Writing at The American Scene in response to my post about women doing five times more child care than men, Matt Zeitlin suggests that equally shared parenting might, in some way, be a negative for children. "How much autonomy or potential flourishing should women give up for the sake of their kids?" Zeitlin muses.
That's essentially the John Podhoretz line on Lisa Belkin's Times Magazine piece. Podhoretz wrote:
No one claims in the course of this piece that it is better for the children that fathers and mothers share all tasks equally. That would be an interesting piece, with an interesting argument. The sole issue for Belkin is the burden placed on the woman in a marriage, and how it might interfere with her self-actualization. The women in the article all have husbands who have bought into the equal-parenting line. And yet, all they do is whine.

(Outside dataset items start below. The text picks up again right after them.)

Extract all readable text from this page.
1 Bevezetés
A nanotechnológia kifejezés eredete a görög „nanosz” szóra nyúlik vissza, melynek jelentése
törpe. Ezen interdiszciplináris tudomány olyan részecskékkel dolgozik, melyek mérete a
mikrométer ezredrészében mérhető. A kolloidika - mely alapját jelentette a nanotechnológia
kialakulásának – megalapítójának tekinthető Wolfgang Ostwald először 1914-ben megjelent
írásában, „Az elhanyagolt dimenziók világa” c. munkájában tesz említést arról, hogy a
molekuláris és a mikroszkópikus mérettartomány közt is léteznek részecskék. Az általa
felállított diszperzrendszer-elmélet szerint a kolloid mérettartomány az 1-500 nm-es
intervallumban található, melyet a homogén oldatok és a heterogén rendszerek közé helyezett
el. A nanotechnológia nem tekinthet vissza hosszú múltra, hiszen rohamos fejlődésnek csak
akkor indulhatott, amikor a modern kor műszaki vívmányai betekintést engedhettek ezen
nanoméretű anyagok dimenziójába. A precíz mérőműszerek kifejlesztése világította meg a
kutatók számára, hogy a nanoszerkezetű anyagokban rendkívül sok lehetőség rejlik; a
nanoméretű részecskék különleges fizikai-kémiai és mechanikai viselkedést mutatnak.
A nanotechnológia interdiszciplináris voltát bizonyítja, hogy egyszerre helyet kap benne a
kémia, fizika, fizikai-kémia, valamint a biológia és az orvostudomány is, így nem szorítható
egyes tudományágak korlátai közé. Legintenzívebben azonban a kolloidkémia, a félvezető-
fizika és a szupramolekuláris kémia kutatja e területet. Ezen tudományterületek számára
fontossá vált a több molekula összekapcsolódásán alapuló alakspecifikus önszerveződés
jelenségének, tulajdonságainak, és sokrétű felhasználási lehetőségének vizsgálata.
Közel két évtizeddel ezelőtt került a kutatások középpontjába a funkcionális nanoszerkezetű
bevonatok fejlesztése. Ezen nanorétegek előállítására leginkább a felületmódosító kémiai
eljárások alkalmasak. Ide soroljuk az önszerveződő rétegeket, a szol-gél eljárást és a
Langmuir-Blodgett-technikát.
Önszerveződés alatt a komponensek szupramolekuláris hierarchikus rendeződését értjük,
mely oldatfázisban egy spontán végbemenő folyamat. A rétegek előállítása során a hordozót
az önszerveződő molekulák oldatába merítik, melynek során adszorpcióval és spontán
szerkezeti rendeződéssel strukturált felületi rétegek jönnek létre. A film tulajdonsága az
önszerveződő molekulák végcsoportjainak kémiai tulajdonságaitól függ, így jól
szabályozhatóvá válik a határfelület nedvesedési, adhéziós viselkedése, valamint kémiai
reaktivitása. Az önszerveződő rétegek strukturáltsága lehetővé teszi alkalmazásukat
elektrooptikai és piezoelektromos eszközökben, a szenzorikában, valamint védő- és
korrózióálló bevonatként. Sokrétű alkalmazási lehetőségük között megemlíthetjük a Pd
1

Charming. In any case, what Podhoretz suggests would be an interesting piece, but let me ask Podhoretz and Zeitlin this: Why should it be women, not men, who compromise on "flourishing" in order to raise children? Is there any evidence at all that this system is more beneficial than equally shared parenting for either individual kids or for society? The answer, I think, is that there is no evidence, since we have never truly experimented, on a large scale, with a more egalitarian way of raising children. My hunch, though, is that children gain an awful lot by spending equal amounts of time being cared for by each parent.